Andrew Prices shows how to add dirt to your renders.

You know when you move some furniture around there’s always a noticeably clean patch of carpet where the furniture used to be? That’s because dirt is everywhere, and it takes some serious elbow-grease to get anything as perfectly clean as most CG renders look.

It’s easy to add a lot of dirt everywhere, but that’s not how the real world works. We need to add dirt in specific places and make it look like it just naturally formed there. The texture map that does this is called a dirtmap.

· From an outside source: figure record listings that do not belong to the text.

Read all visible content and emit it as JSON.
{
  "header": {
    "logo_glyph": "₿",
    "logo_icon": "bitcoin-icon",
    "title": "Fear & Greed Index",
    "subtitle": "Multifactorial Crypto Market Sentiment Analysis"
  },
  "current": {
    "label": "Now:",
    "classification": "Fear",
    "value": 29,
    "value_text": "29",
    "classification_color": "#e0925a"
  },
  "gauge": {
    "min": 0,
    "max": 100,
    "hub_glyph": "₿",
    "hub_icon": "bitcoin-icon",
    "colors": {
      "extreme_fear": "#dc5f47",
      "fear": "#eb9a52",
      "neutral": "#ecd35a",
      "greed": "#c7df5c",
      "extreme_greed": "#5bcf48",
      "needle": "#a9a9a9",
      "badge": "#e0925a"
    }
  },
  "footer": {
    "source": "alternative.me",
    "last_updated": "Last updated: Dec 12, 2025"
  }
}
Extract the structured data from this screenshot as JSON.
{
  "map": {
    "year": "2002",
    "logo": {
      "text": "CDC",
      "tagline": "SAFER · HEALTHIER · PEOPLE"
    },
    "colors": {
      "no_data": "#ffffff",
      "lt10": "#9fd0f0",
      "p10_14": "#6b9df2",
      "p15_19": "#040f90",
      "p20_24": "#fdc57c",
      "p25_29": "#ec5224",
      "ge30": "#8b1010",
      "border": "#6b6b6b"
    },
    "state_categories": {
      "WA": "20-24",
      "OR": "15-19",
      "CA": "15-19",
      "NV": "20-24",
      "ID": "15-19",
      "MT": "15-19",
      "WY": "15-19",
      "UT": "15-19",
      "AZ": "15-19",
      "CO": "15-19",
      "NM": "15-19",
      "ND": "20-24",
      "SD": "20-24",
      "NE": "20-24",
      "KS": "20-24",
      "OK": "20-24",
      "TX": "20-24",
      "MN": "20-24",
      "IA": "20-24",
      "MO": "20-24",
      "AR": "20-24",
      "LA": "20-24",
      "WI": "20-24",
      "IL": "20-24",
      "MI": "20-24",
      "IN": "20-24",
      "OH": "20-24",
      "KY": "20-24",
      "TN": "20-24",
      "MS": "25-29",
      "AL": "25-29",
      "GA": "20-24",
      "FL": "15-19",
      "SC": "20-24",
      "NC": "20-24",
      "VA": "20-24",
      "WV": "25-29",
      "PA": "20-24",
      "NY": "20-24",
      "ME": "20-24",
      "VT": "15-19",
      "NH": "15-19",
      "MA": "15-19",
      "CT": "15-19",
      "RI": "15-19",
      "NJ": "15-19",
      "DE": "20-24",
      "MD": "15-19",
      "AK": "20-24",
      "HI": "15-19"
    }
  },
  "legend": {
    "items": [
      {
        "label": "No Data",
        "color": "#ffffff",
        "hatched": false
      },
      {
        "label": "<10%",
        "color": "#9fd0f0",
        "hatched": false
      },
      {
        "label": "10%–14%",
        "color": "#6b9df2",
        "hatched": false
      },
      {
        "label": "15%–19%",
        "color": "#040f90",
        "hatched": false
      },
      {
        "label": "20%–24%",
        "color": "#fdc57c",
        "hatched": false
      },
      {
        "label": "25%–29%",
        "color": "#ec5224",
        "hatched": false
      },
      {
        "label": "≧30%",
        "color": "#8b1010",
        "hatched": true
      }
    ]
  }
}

There are many different types of dirt, too many to cover in one short video, so in this tutorial you’ll learn how to add the most common kind: Grunge.

About the Author

Avatar image for Bart Veldhuizen
Bart Veldhuizen

I have a LONG history with Blender - I wrote some of the earliest Blender tutorials, worked for Not a Number and helped run the crowdfunding campaign that open sourced Blender (the first one on the internet!). I founded BlenderNation in 2006 and have been editing it every single day since then ;-) I also run the Blender Artists forum and I'm Head of Community at Sketchfab.

14 Comments

  1. Chrome Monkey on

    Trickster! In a "quick tip" video for making easy grunge, the very last step is "overlay a grunge texture." So to make easy grunge, you overlay grunge. Okay then! :)

    • Yeah, I agree...
      Plus, for a "quick grunge", baking AO seems tedious, wouldn't it be quicker and more simple to use the pointiness?

      Still, nice tip :)

      • there are advantages to baking and advantages to doing it live.
        If your animating baking is a very good idea as the dirt distribution should remain static and not dependent on occlusion

    • The AO pass was to make the grunge exclusive to the cevises. The overlayed grunge was for a lighter (blanket) grunge that would cover the entire model.

  2. This may be nitpicking but Greg Zaal appears to have made this for Blender Guru, so "Andrew Prices shows how to" is not quite correct

    • Brian Lockett on

      Yeah, I would do it in texturing, too. For an object like this, I think texturing is the stronger way to go.

      Though, this is only an example of the technique. I can see some use for this method, perhaps such as if you want to animate the effect, such as a time-lapse that shows dirt collecting on the metal or something.

      I'm more of the mindset that options are nice. Options give leeway to problem-solving and innovation.

  3. You should not need to bake for that (which implies UVs). Use the new pointiness geo attribute or use the OSL ao shader for blender to drive the mix. All procedural.